Free UDL Digital Badge, Autumn 2022
Staff at the University of Limerick will again be facilitating the free online UDL Badge Course this Autumn 2022.
What is the badge?
Free 10-week introductory course on Universal Design for Learning organised by AHEAD and UCD Access & Lifelong Learning and facilitated by UL staff.
Implementation of universal design principles in Teaching & Learning promotes inclusivity and equity while also ‘future-proofing’ your teaching.
As our classrooms and lecture theatres become increasingly diverse, our practices must also adapt to reflect the changing landscape of higher education. Universal Design for Learning (UDL) is an educational framework based on research in the learning sciences, including cognitive neuroscience, which guides the development of flexible learning environments that can accommodate individual learning differences and cater for the wide range of diversity in our lecture rooms. This CPD course will give you an introduction to the concept of Universal Design for Learning and invite you to review and update your own Teaching and Learning practice.
You’ll learn to
- Reflect on the diversity of your students
- Gain a good understanding of the Universal Design for Learning framework and how it can support diverse learners
- Redesign some elements of your teaching and learning practice based on your knowledge of UDL principles
- Consider how you will change your practice more broadly in line with a UDL approach
Who can take this course?
Strictly for staff currently working in Higher Education or Further Education and Training in the Republic of Ireland. Places are allocated on a first-come first-served basis. Participants must have some teaching activity planned during weeks 5-9 that you can work on as part of the UDL Redesign Activity (can be individual class, group of classes, training session or assignment - flexible). Book quickly to avoid disappointment.

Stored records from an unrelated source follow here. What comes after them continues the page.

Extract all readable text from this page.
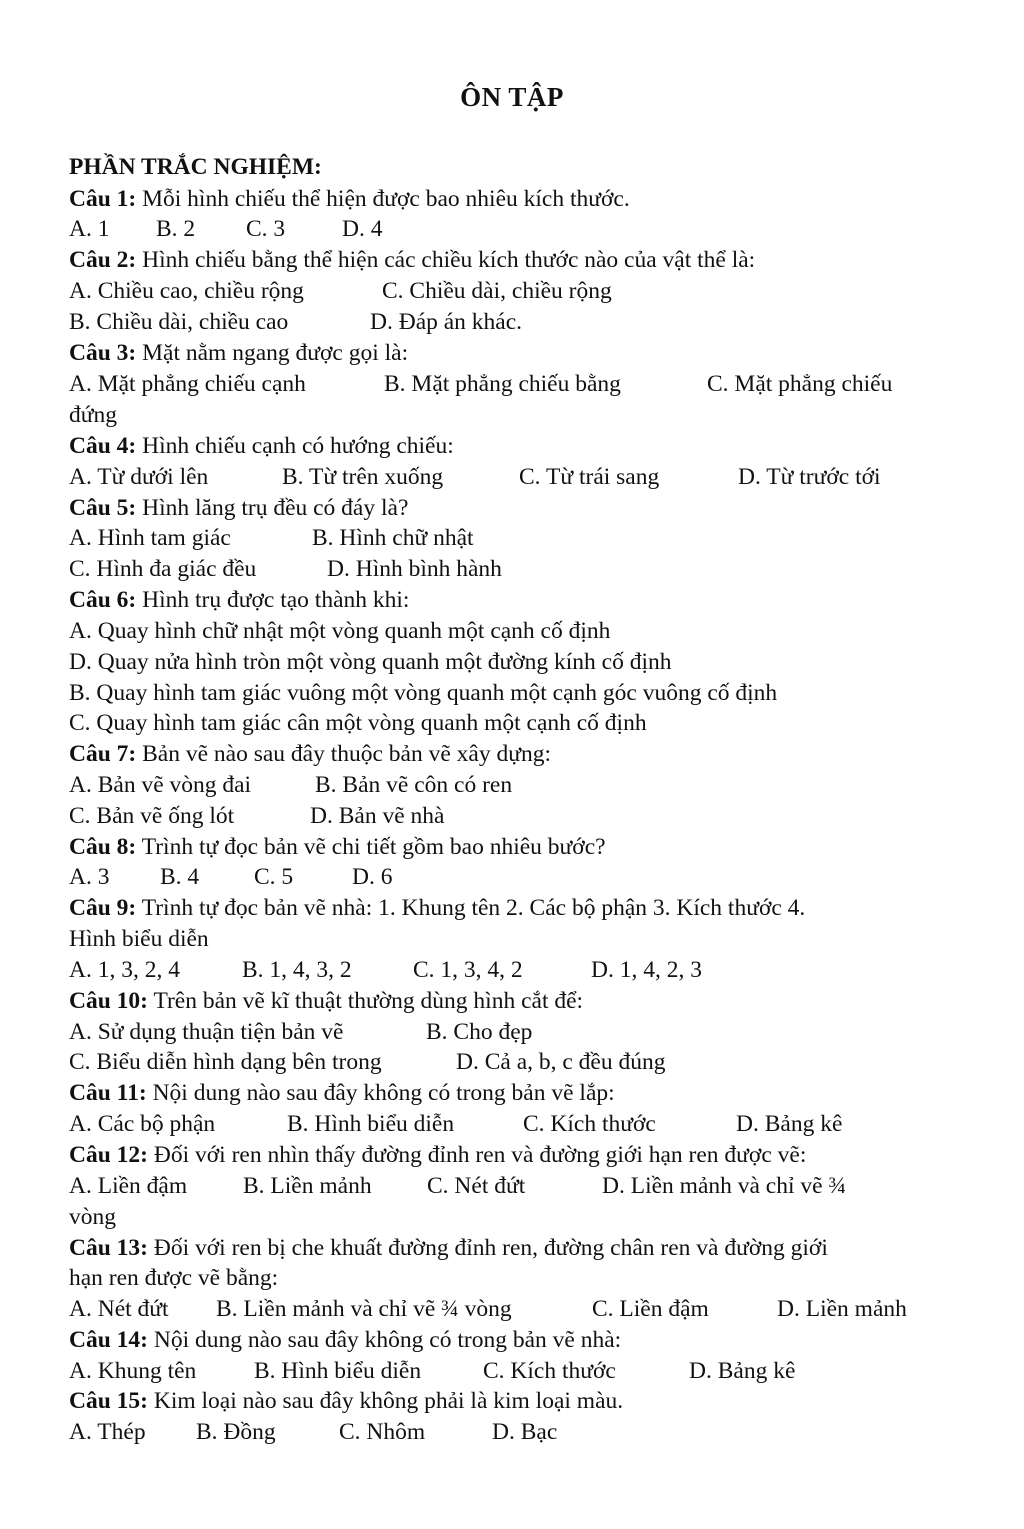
ÔN TẬP
PHẦN TRẮC NGHIỆM:
Câu 1: Mỗi hình chiếu thể hiện được bao nhiêu kích thước.
A. 1 B. 2 C. 3 D. 4
Câu 2: Hình chiếu bằng thể hiện các chiều kích thước nào của vật thể là:
A. Chiều cao, chiều rộng	C. Chiều dài, chiều rộng
B. Chiều dài, chiều cao	D. Đáp án khác.
Câu 3: Mặt nằm ngang được gọi là:
A. Mặt phẳng chiếu cạnh	B. Mặt phẳng chiếu bằng	C. Mặt phẳng chiếu
đứng
Câu 4: Hình chiếu cạnh có hướng chiếu:
A. Từ dưới lên	B. Từ trên xuống	C. Từ trái sang	D. Từ trước tới
Câu 5: Hình lăng trụ đều có đáy là?
A. Hình tam giác	B. Hình chữ nhật
C. Hình đa giác đều	D. Hình bình hành
Câu 6: Hình trụ được tạo thành khi:
A. Quay hình chữ nhật một vòng quanh một cạnh cố định
D. Quay nửa hình tròn một vòng quanh một đường kính cố định
B. Quay hình tam giác vuông một vòng quanh một cạnh góc vuông cố định
C. Quay hình tam giác cân một vòng quanh một cạnh cố định
Câu 7: Bản vẽ nào sau đây thuộc bản vẽ xây dựng:
A. Bản vẽ vòng đai	B. Bản vẽ côn có ren
C. Bản vẽ ống lót	D. Bản vẽ nhà
Câu 8: Trình tự đọc bản vẽ chi tiết gồm bao nhiêu bước?
A. 3 B. 4 C. 5	D. 6
Câu 9: Trình tự đọc bản vẽ nhà: 1. Khung tên 2. Các bộ phận 3. Kích thước 4.
Hình biểu diễn
A. 1, 3, 2, 4	B. 1, 4, 3, 2	C. 1, 3, 4, 2	D. 1, 4, 2, 3
Câu 10: Trên bản vẽ kĩ thuật thường dùng hình cắt để:
A. Sử dụng thuận tiện bản vẽ	B. Cho đẹp
C. Biểu diễn hình dạng bên trong	D. Cả a, b, c đều đúng
Câu 11: Nội dung nào sau đây không có trong bản vẽ lắp:
A. Các bộ phận	B. Hình biểu diễn	C. Kích thước	D. Bảng kê
Câu 12: Đối với ren nhìn thấy đường đỉnh ren và đường giới hạn ren được vẽ:
A. Liền đậm B. Liền mảnh C. Nét đứt	D. Liền mảnh và chỉ vẽ ¾
vòng
Câu 13: Đối với ren bị che khuất đường đỉnh ren, đường chân ren và đường giới
hạn ren được vẽ bằng:
A. Nét đứt B. Liền mảnh và chỉ vẽ ¾ vòng	C. Liền đậm	D. Liền mảnh
Câu 14: Nội dung nào sau đây không có trong bản vẽ nhà:
A. Khung tên B. Hình biểu diễn	C. Kích thước	D. Bảng kê
Câu 15: Kim loại nào sau đây không phải là kim loại màu.
A. Thép B. Đồng	C. Nhôm	D. Bạc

Approximately 25 hours over 10 weeks, roughly 2.5 hours per week. Optional 5-hour add-on for participants interested in rolling this open course out to colleagues in the future. Webinars are recorded and meetings are scheduled around your timetable so all aspects of the course can work around your schedule.
FREE but places are limited and in high demand so act fast.
When does the course run?
The course runs from Oct 3rd - Dec 12th 2022.
- UDL resources at UL
- What is UDL? – AHEAD webpage
- 6 x 10 min videos – previous badge participants on their UDL implementations as part of the badge.
Registration is available on Eventbrite until September 20th 2022.
"Undertaking the Digital Badge in UDL course was highly useful to understand the education process in more detail, to understand education more from a student perspective, and to improve the content that I create."
"I soon realised that the course did not only apply to teaching staff but also to anyone interacting with an audience. It deals with motivation, engagement and communication styles which can be applied to many different contexts."
"Universal Design for Learning was something I had a vague sense of prior to undertaking the badge, but as I went through the course, what struck me time and again were memories of the students I had come across who did not ‘fit’ with either
1) how I was taught and learn myself or
2) how most teaching was delivered in my programme.
Their experiences were re-imagined for me through the UDL badge, helping me to realise the many ways in which considering lots of different approaches to learning could be factored into my teaching upfront, rather than making ‘accommodations’ when various specific situations for different students were communicated to me during semesters.
The UDL badge has led to me feeling a lot more confident about taking different approaches to how material is conveyed, engaged with and how learning is assessed, in particular, without loosing academic rigour or accountability."
This course broadened my horizons by challenging my teaching practice and encouraged more experimentation. It inspired me with the confidence and ability to develop additional creative techniques for engaging students deeper. One such example involves using coloured Lego bricks to explain a “Literature Review” in 3D form, making an abstract concept become more concrete for learners.
Another enjoyable aspect was the small group collaboration with UL colleagues from other faculties and divisions. This encouraged more divergent thinking, and opportunities to discuss and reflect on course content. We were also required to peer review each other’s module redesign assignment and assess it through a UDL lens.
I became more culturally aware about the diversity of student groups and the importance of using images, which universally appeal to everyone. I also learned to ensure that all online documents are produced in word rather than pdf format. This small adjustment facilitates students' ease in adapting content for their own individual study needs, by making it more accessible if using screen reader technology.